For one, the takeover is facing growing opposition outside the Beltway on the state level, with California's public utility commission contributing a memo to the Federal Communications Commission's review process. Here's an excerpt:
"Comcast and TWC, through their California subsidiaries, would potentially combine the two largest providers of high-speed last-mile broadband service in the state.

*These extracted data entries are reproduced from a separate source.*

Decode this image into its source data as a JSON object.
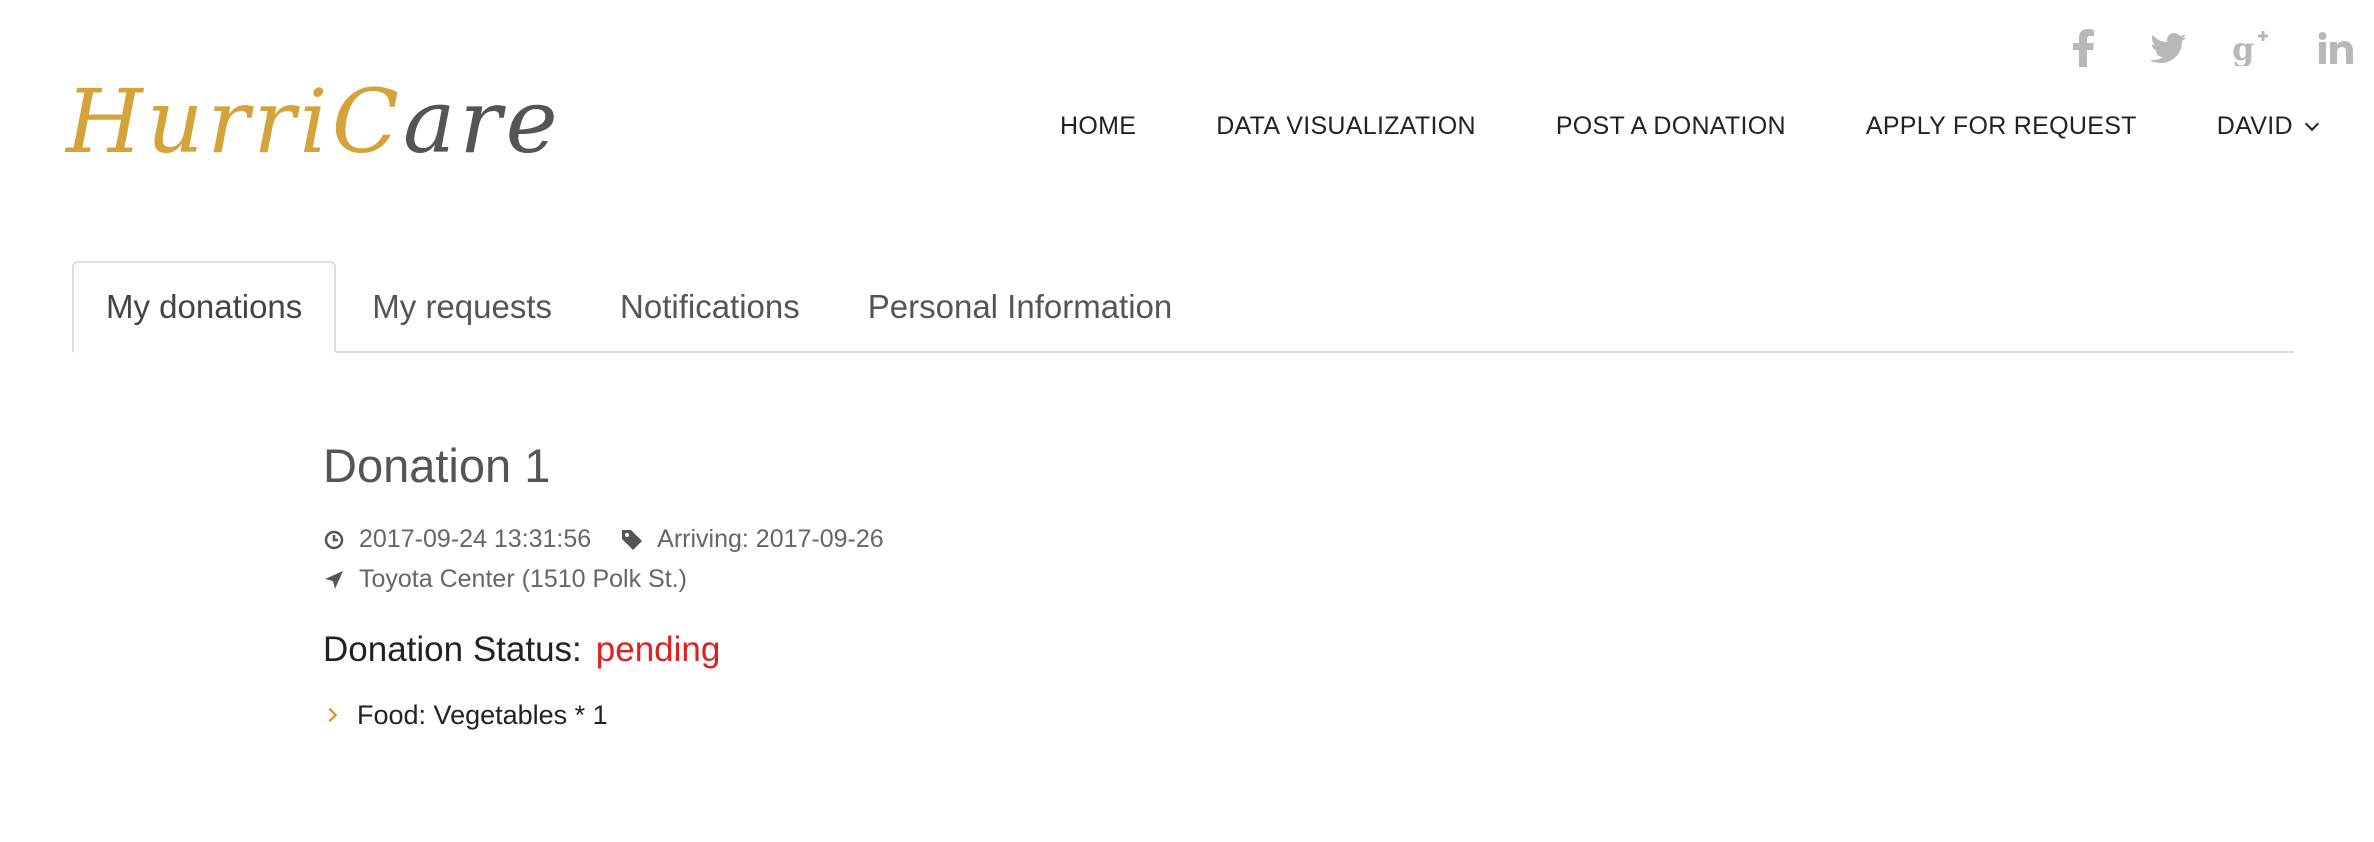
{
  "brand": {
    "logo_part1": "Hurri",
    "logo_part2": "C",
    "logo_part3": "are",
    "primary_color": "#d4a43a",
    "secondary_color": "#555555"
  },
  "social": [
    {
      "icon": "facebook-icon",
      "glyph": "f"
    },
    {
      "icon": "twitter-icon",
      "glyph": "t"
    },
    {
      "icon": "google-plus-icon",
      "glyph": "g+"
    },
    {
      "icon": "linkedin-icon",
      "glyph": "in"
    }
  ],
  "nav": {
    "home": "HOME",
    "data_visualization": "DATA VISUALIZATION",
    "post_donation": "POST A DONATION",
    "apply_request": "APPLY FOR REQUEST",
    "user": "DAVID"
  },
  "tabs": {
    "my_donations": "My donations",
    "my_requests": "My requests",
    "notifications": "Notifications",
    "personal_information": "Personal Information",
    "active": "my_donations"
  },
  "donation": {
    "title": "Donation 1",
    "created_at": "2017-09-24 13:31:56",
    "arriving": "Arriving: 2017-09-26",
    "location": "Toyota Center (1510 Polk St.)",
    "status_label": "Donation Status:",
    "status_value": "pending",
    "status_color": "#e02020",
    "items": [
      {
        "text": "Food: Vegetables * 1"
      }
    ]
  }
}
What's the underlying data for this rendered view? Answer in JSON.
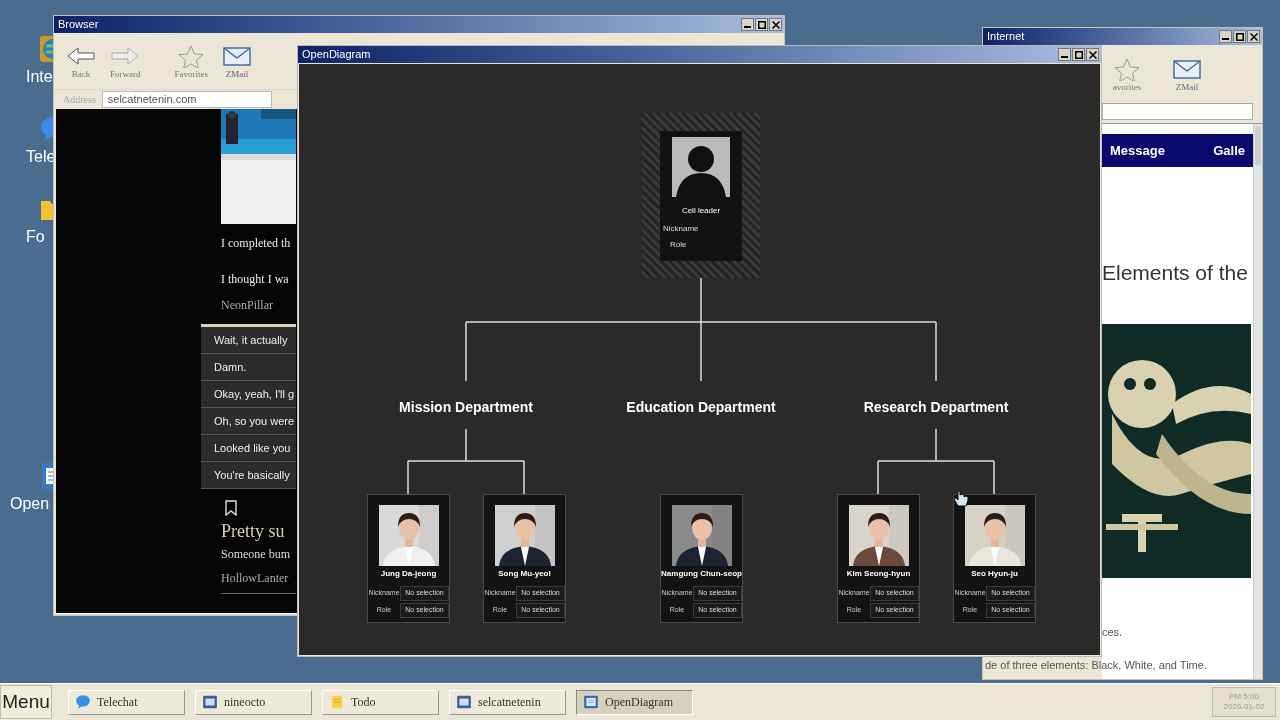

The merger would impact competition and consumer welfare in California's market for wholesale telecommunications, retail voice, backhaul and broadband services.
"More importantly, the merger would have an impact on broadband deployment in California as two of the largest cable broadband services in the state form one entity."
News that California is joining New York among states independently scrutinizing the Comcast/TWC merger comes amid word that there's continuing consternation among regulators as to how to approach a longstanding deal between TWC and Bright House.
As the Wall Street Journal reports, Bright House has contracted with the larger TWC to handle programming rights and technology acquisition negotiations for several decades.
Bright House, the No. 6 cable operator in the U.S. with 2.1 million video subscriptions spread from California to Florida, has paid a fee for nearly two decades to exploit TWC's greater scale.
As the Journal reports, the FCC faces a decision in reviewing the merger: let the combined Comcast/TWC enjoy even more consolidated market power by keeping the Bright House deal intact; or harm the leverage of a smaller operator by dissolving the deal.